Law of (on) nations

Transnational judging is on the rise, but it is not a uniform or one-directional process, as a few recent developments confirm.

First up, Spain. For decades, Spanish judges have been on the forefront of what is known as “universal jurisdiction.” Under this doctrine, according to the New York Times, Spanish judges can “prosecute individuals outside their territory for crimes of “international character,” such as genocide, torture, war crimes and crimes against humanity.” Now, the ruling Popular Party is seeking to roll this back, claiming it hurts diplomatic and commercial relationships. The Times offers up a few potential motivations for these changes:

Human rights advocates argue that a double standard has emerged — where it is acceptable to prosecute abuses in weak countries but not in global powers. And they argue that the changes now proposed by the Popular Party would effectively end the use of universal jurisdiction: In cases of genocide, crimes against humanity and war crimes, Spanish judges could investigate only if the suspect is a Spanish national, a foreigner living in Spain or a foreigner in Spain whose extradition has been denied by Spanish authorities. Similar restrictions would also be applied to torture cases.

“They are trying to eliminate universal jurisdiction,” said Judge Garzón, whose aggressive use of the doctrine later led to his suspension from the Spanish bench in 2010. “That is their goal. They have never believed in it.”

Indeed, Spain is now on the receiving end of such international litigation, as a judge in Argentina is investigating war crimes committed during the era of the Spanish dictator Franco. Popular Party leaders are chafing at that case, and some analysts say that the pressure from China has provided an excuse for the government to dilute a legal doctrine that has brought diplomatic headaches.

Second stop, the United States. For a few decades, there has been a move to increase the global or extra-territorial reach of the justice provided by American courts. Under federal laws like the Alien Tort Claims Act, and similar state tort doctrines, individuals anywhere in the world had the possibility of using US courts to get remedies for alleged wrongdoing by US corporations. But, as I write here for UNCTAD, the US Supreme Court has limited the use of the federal law, and state courts have been hobbled by US deference to another channel of legal globalization: investor-state treaty arbitration.

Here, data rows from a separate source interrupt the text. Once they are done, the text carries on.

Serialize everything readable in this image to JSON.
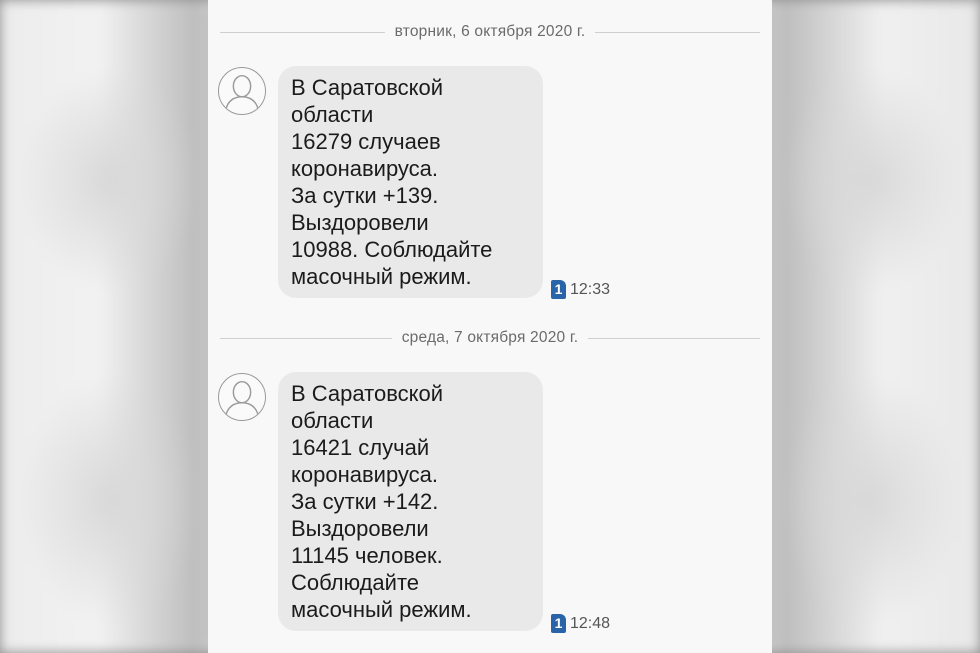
{
  "conversation": {
    "groups": [
      {
        "date": "вторник, 6 октября 2020 г.",
        "message": {
          "lines": [
            "В Саратовской",
            "области",
            "16279 случаев",
            "коронавируса.",
            "За сутки +139.",
            "Выздоровели",
            "10988. Соблюдайте",
            "масочный режим."
          ],
          "sim": "1",
          "time": "12:33"
        }
      },
      {
        "date": "среда, 7 октября 2020 г.",
        "message": {
          "lines": [
            "В Саратовской",
            "области",
            "16421 случай",
            "коронавируса.",
            "За сутки +142.",
            "Выздоровели",
            "11145 человек.",
            "Соблюдайте",
            "масочный режим."
          ],
          "sim": "1",
          "time": "12:48"
        }
      }
    ]
  },
  "icons": {
    "avatar": "person-icon",
    "sim": "sim-card-icon"
  },
  "colors": {
    "bubble": "#e9e9e9",
    "sim_badge": "#2a64a8",
    "separator": "#cfcfcf"
  }
}
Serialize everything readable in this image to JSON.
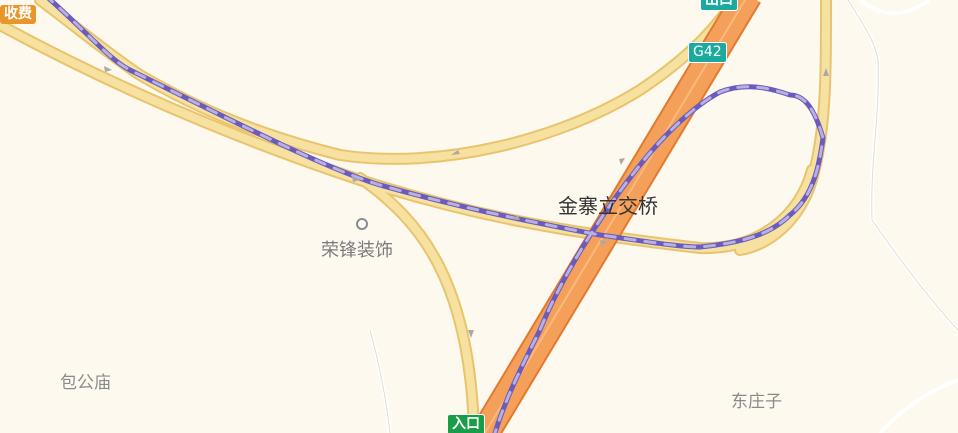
{
  "badges": {
    "toll": "收费",
    "exit": "出口",
    "entry": "入口",
    "highway": "G42"
  },
  "labels": {
    "interchange": "金寨立交桥",
    "poi": "荣锋装饰",
    "place_west": "包公庙",
    "place_east": "东庄子"
  },
  "colors": {
    "background": "#fdf9ef",
    "ramp_fill": "#f7e1a0",
    "ramp_casing": "#e9c46e",
    "highway_fill": "#f5a05a",
    "highway_casing": "#e27a2e",
    "route_line": "#6a5bbd",
    "route_dash": "#b8b0e0"
  },
  "icons": {
    "poi": "circle-poi-icon",
    "direction": "arrow-icon"
  }
}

One tangle of cases I briefly discuss in that article – Renco v. Peru –  involves the multi-layered conflict between executive branches, judicial branches (at the national and subnational level), communities, corporations, international judicial organizations  and (whew, out of breath) transnational arbitration.

A quick summary: as part of the 1997 privatization of a metal smelter in the town of La Oroya, the government of Peru and the purchasing US investor (Doe Run, a subsidiary of the Renco Group) each agreed to some environmental remediation obligations, meant to improve the health of local citizens, who suffer from elevated levels of environmental health problems. Ten years later, neither the company nor the Peruvian government had fulfilled their obligations (with each pointing to extenuating circumstances I won’t get into here).

What followed was a huge international legal cluster: Environmental NGOs sued the Peruvian government on the La Oroya community’s behalf at the Inter-American Commission on Human Rights, members of the La Oroya community sued Missouri-based Doe Run in Missouri courts (under state tort laws that allow such things), Renco sued the Peruvian government pursuant to a US-Peru investment treaty/trade agreement, and some in Peru even pushed for legal action in Peru against Renco.

Lots of potential globalization of justice, but are they evenly matched?

The IACHR process, if and when it concludes, has limited enforcement potential. The investment treaty case, in contrast, could produce a monetary award in favor of Renco that the company could then ask US courts to help enforce. The Missouri case was scuttled by the investment treaty case, and has been removed to the arguably less plaintiff-favorable US federal courts. And the Peruvian courts don’t seem to be pursuing further action against Renco, perhaps influenced by the Peruvian government’s eagerness to get the smelter workers back to work, at whatever the cost.

What investment treaties, Spanish universal jurisdiction, IACHR, the Alien Torts Claim Act and the Missouri state court proceedings have in common is the potential to offer up new (or relatively unused until now) types of justice for a globalizing era. But the shake out from the Popular Party and Renco kerfuffles show that these experiments in legal globalization may not be all created equal. Indeed, some may have more staying power than others.

In a future post, I’ll discuss how different legal globalizing efforts within the same group of countries have come into even more direct confrontation, as shown by a recent arbitration involving Romania, Swedish investors and the conflicting obligations Romania had when joining the European Union (of which Sweden was already a member) whilst being party to a Romania-Sweden investment treaty.